L’heure de vérité ne tardera pas à arriver, avec en toile de fond l’avenir de la Pac et de fonds européens, tels que le Feader, qui concernent directement les Régions et l’agriculture, donc les territoires. L’État qui, fin 2019, a voulu mettre la main sur la majorité de ces fonds (rangés sous le vocable « second pilier de la Pac », NDLR) n’a pas donné là un grand signe de décentralisation, sous couvert d’harmonisation du dispositif entre Régions. Sont concernées les inévitables ICHN, destinées à compenser les handicaps naturels et dont la révision de leur zonage a fait grand bruit, les MAE, mesures agroenvironnementales, susceptibles, justement, de compenser la perte des ICHN pour certaines exploitations, ou encore les aides au bio, secteur jugé politiquement porteur, s’il en faut. Les Régions, elles, garderaient des aides à l’investissement et à l’installation, mais dans le cadre d’enveloppes resserrées.
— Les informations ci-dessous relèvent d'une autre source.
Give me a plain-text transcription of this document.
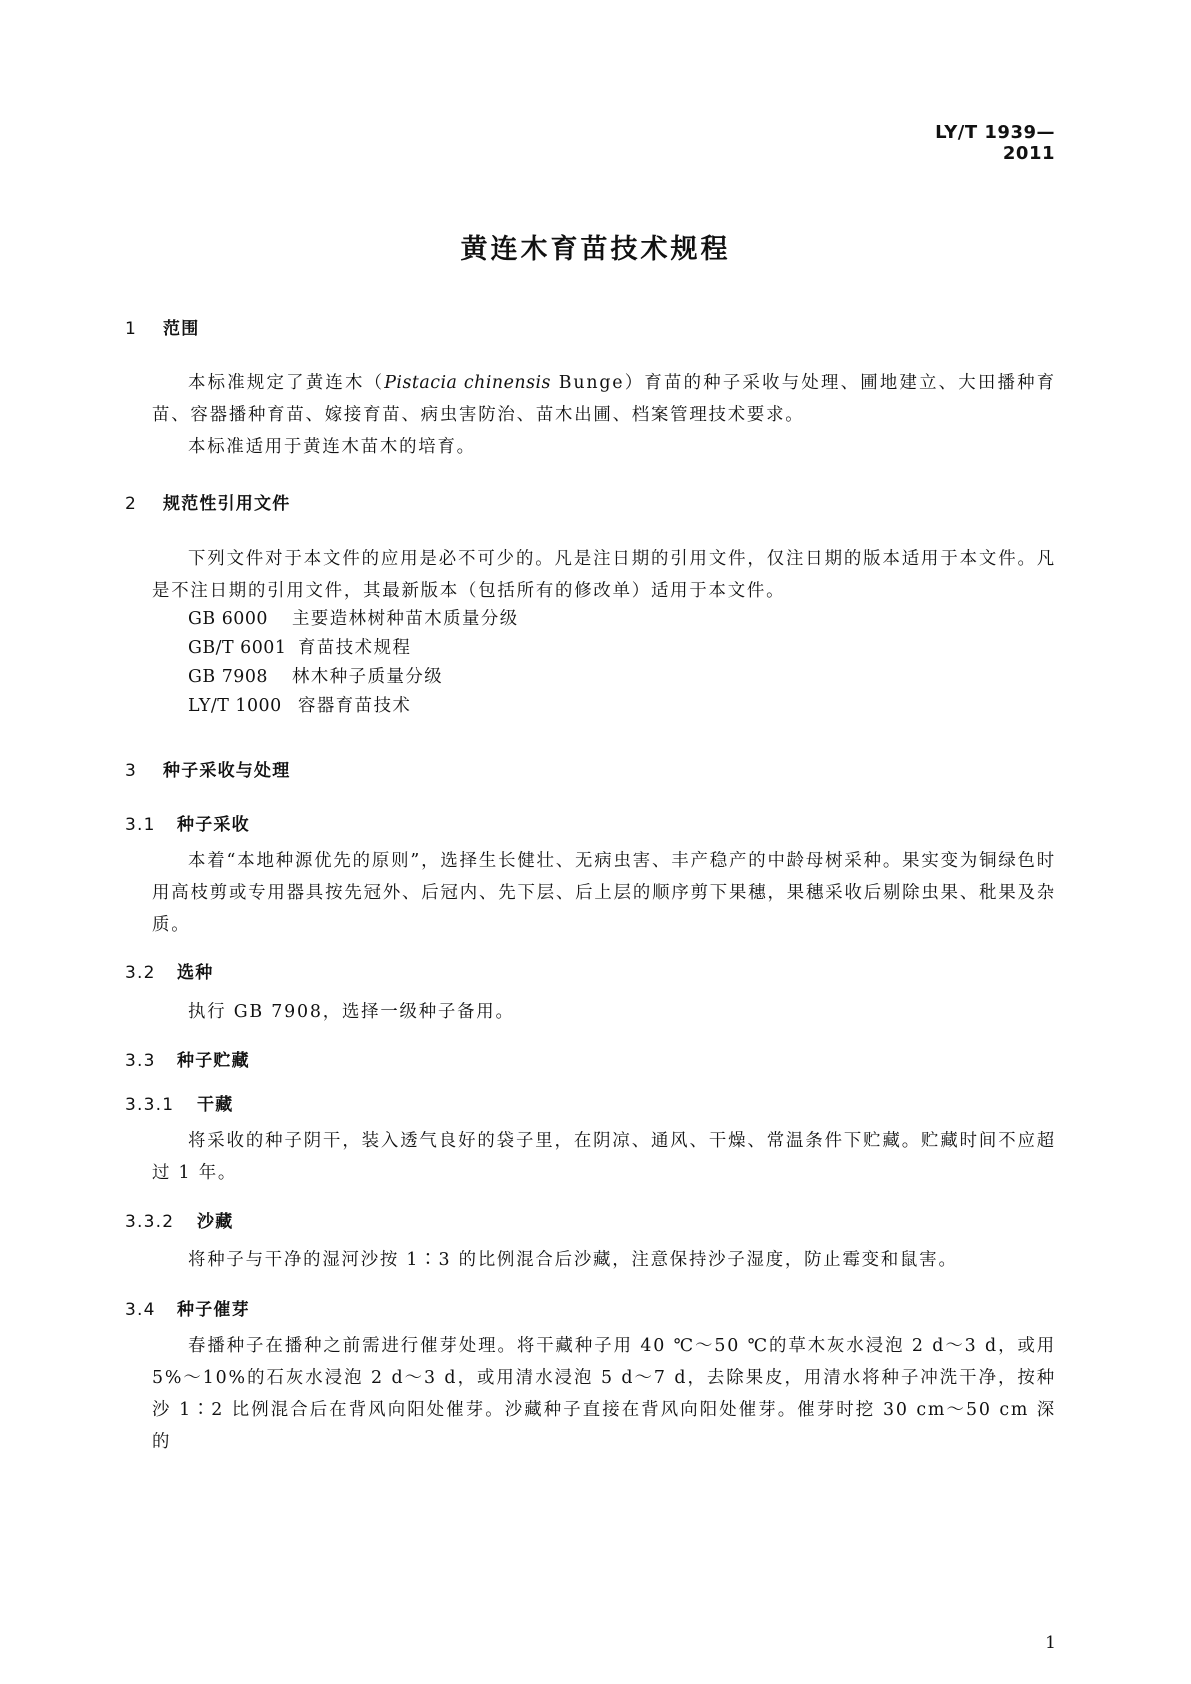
LY/T 1939—2011
黄连木育苗技术规程
1 范围
本标准规定了黄连木（Pistacia chinensis Bunge）育苗的种子采收与处理、圃地建立、大田播种育苗、容器播种育苗、嫁接育苗、病虫害防治、苗木出圃、档案管理技术要求。
本标准适用于黄连木苗木的培育。
2 规范性引用文件
下列文件对于本文件的应用是必不可少的。凡是注日期的引用文件，仅注日期的版本适用于本文件。凡是不注日期的引用文件，其最新版本（包括所有的修改单）适用于本文件。
GB 6000 主要造林树种苗木质量分级
GB/T 6001 育苗技术规程
GB 7908 林木种子质量分级
LY/T 1000 容器育苗技术
3 种子采收与处理
3.1 种子采收
本着“本地种源优先的原则”，选择生长健壮、无病虫害、丰产稳产的中龄母树采种。果实变为铜绿色时用高枝剪或专用器具按先冠外、后冠内、先下层、后上层的顺序剪下果穗，果穗采收后剔除虫果、秕果及杂质。
3.2 选种
执行 GB 7908，选择一级种子备用。
3.3 种子贮藏
3.3.1 干藏
将采收的种子阴干，装入透气良好的袋子里，在阴凉、通风、干燥、常温条件下贮藏。贮藏时间不应超过 1 年。
3.3.2 沙藏
将种子与干净的湿河沙按 1∶3 的比例混合后沙藏，注意保持沙子湿度，防止霉变和鼠害。
3.4 种子催芽
春播种子在播种之前需进行催芽处理。将干藏种子用 40 ℃～50 ℃的草木灰水浸泡 2 d～3 d，或用 5%～10%的石灰水浸泡 2 d～3 d，或用清水浸泡 5 d～7 d，去除果皮，用清水将种子冲洗干净，按种沙 1∶2 比例混合后在背风向阳处催芽。沙藏种子直接在背风向阳处催芽。催芽时挖 30 cm～50 cm 深的
1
Les négociations budgétaires européennes très tendues pour l’après-2022, à travers lesquelles le montant du fameux Feader est remis en cause, ont réveillé les promoteurs d’une régionalisation plus forte de la Pac, Bretagne en tête. Pas forcément toutes pour les mêmes raisons, les régions d’élevage ont tout lieu de jouer des coudes pour préserver une part du gâteau, sous une forme ou une autre. Faute de quoi, la démographie des éleveurs dans certaines zones fragiles aura bien du mal à remonter la pente.
La période de transition 2020-2022, qui voit fleurir toutes sortes de propositions sur la future Pac et la redistribution des aides (lire À la une, page 12) est donc beaucoup moins assoupie qu’il n’y paraît. Entre arbitrages européens et arbitrage nationaux, le nouveau ministre de l’Agriculture, Julien Denormandie, sera vite au cœur des négociations et au pied du mur de leur cohérence politique.